Today, I filed my first divorce application on behalf of a client under the new “no fault“ divorce rules. It felt strange to only have to indicate that the reason for the application was irretrievable breakdown of marriage. Under the “old” divorce law, a couple who had been separated for less than 2 years could only commence divorce by relying on a “fault” ground - either unreasonable behaviour or adultery. There were “no fault“ grounds under the old law, but this required a couple to be separated for at least 2 years and, if separated for less than 5 years, to be reliant upon the other spouse consenting to the divorce. This meant a couple, who maybe had been separated for a few months (as my client in today’s application) would either have to blame the other spouse for the breakdown of the marriage or wait 2 years for the 2 years separation with consent ground. Even if it was the case that neither spouse was in a rush to re-marry, the fact of having to wait for 2 years to commence the divorce application often meant they felt unable to fully move on with their lives. They were tied to each other financially, because the court cannot give effect to financial clean break until decree nisi stage of the divorce proceedings. A pension sharing order could not be made until the consent order was filed and could not be implemented until decree absolute. The couple remained tied to each other financially, even where they had separated amicably.

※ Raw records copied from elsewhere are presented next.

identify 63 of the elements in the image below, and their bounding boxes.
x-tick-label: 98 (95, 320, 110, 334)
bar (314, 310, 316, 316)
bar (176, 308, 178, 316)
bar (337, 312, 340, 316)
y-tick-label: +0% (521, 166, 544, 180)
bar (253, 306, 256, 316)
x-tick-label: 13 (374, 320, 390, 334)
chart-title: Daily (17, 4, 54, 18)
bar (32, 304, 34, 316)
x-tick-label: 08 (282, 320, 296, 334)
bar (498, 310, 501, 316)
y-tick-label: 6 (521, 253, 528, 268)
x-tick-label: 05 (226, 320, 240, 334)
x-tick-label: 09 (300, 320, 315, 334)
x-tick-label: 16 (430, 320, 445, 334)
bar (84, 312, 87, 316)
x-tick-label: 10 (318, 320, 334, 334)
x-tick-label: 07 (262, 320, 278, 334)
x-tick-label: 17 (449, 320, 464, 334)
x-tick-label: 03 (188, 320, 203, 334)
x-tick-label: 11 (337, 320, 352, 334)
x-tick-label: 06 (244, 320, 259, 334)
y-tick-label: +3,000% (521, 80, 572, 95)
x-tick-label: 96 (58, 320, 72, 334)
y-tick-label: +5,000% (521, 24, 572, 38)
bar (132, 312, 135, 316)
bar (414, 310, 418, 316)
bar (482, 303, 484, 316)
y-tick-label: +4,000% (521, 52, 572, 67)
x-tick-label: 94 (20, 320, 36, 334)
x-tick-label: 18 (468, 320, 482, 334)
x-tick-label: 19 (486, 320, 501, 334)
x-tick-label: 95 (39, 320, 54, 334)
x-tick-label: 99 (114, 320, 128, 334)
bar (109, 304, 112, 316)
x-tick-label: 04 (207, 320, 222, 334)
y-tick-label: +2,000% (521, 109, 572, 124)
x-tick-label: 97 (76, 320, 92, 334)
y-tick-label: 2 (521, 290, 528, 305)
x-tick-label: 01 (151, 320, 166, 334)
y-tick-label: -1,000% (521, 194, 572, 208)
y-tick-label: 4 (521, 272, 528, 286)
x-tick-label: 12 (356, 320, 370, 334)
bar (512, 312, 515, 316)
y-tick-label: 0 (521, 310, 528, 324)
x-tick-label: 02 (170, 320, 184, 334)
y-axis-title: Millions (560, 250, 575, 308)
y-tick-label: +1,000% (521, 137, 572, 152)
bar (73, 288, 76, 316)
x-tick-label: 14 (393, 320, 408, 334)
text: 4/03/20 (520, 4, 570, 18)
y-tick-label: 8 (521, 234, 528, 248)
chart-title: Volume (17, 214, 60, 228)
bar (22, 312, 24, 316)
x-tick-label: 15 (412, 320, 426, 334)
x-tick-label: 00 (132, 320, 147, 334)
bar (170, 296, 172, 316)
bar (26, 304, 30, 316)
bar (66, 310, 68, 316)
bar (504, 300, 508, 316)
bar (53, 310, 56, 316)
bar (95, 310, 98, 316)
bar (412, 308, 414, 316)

This led me to think, does this mean couples will separate more readily or that it will be “easier” to get a divorce? Certainly that is how it has been portrayed in the press, but in my experience (20 years as a family solicitor) if a couple wished to separate formally and finalise their finances, they would quite often resort to the “unreasonable behaviour” ground. Even if they kept the allegations mild and tried to agree them with each other in advance, it was still difficult for the respondent spouse to find themselves unable to put their side of a marital breakdown across in the divorce application. And even in the most amicable cases, this could lead to ill-feeling. Where there are young children involved and the couple remain in each other’s lives for a significant period of time, an unreasonable behaviour divorce petition could leave a sour taste.

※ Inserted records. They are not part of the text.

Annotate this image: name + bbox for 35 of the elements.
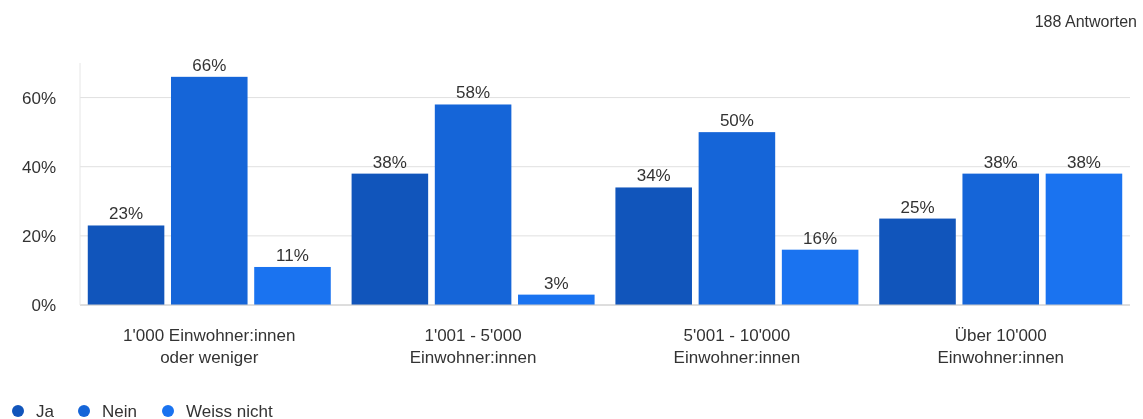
data-label: 16% bbox=[803, 228, 838, 248]
y-tick-label: 20% bbox=[21, 226, 56, 246]
data-label: 58% bbox=[456, 83, 491, 103]
data-label: 34% bbox=[636, 166, 671, 186]
data-label: 23% bbox=[109, 204, 144, 224]
bar bbox=[87, 225, 165, 305]
y-tick-label: 40% bbox=[21, 157, 56, 177]
bar bbox=[254, 266, 331, 305]
y-tick-label: 0% bbox=[31, 296, 56, 315]
data-label: 66% bbox=[192, 55, 227, 75]
x-tick-label: 1'001 - 5'000 Einwohner:innen bbox=[409, 326, 537, 367]
bar bbox=[170, 76, 248, 305]
data-label: 25% bbox=[900, 197, 935, 217]
legend-label: Ja bbox=[36, 402, 55, 419]
bar bbox=[879, 218, 956, 305]
x-tick-label: Über 10'000 Einwohner:innen bbox=[937, 326, 1065, 367]
bar bbox=[351, 173, 429, 305]
legend-label: Nein bbox=[102, 402, 137, 419]
bar bbox=[1045, 173, 1123, 305]
text: 188 Antworten bbox=[1034, 13, 1137, 30]
data-label: 50% bbox=[719, 111, 754, 131]
bar bbox=[615, 187, 692, 305]
data-label: 38% bbox=[1066, 152, 1101, 172]
bar bbox=[781, 249, 859, 305]
data-label: 11% bbox=[276, 245, 309, 265]
data-label: 38% bbox=[372, 152, 407, 172]
x-tick-label: 1'000 Einwohner:innen oder weniger bbox=[123, 326, 296, 367]
data-label: 3% bbox=[544, 273, 569, 293]
bar bbox=[962, 173, 1040, 305]
bar bbox=[434, 104, 512, 305]
bar bbox=[698, 132, 776, 305]
legend-label: Weiss nicht bbox=[186, 402, 273, 419]
y-tick-label: 60% bbox=[21, 88, 56, 108]
data-label: 38% bbox=[983, 152, 1018, 172]
x-tick-label: 5'001 - 10'000 Einwohner:innen bbox=[673, 326, 801, 367]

The new system is, in my view, much kinder in its approach - it even allows for a joint application to be made (alongside the option of a sole application). Already, my experience of this one divorce application I have filed, it has a different feeling to it. I got the impression that the couple had felt much more comfortable approaching matters on a “no fault” basis. I have a number of clients who have waited for the new law to come into effect before looking to commence the divorce application. Over time, we will see whether there is an increase in divorce rates, but I cannot see that being the case. What I can see is it leading to more amicable separations.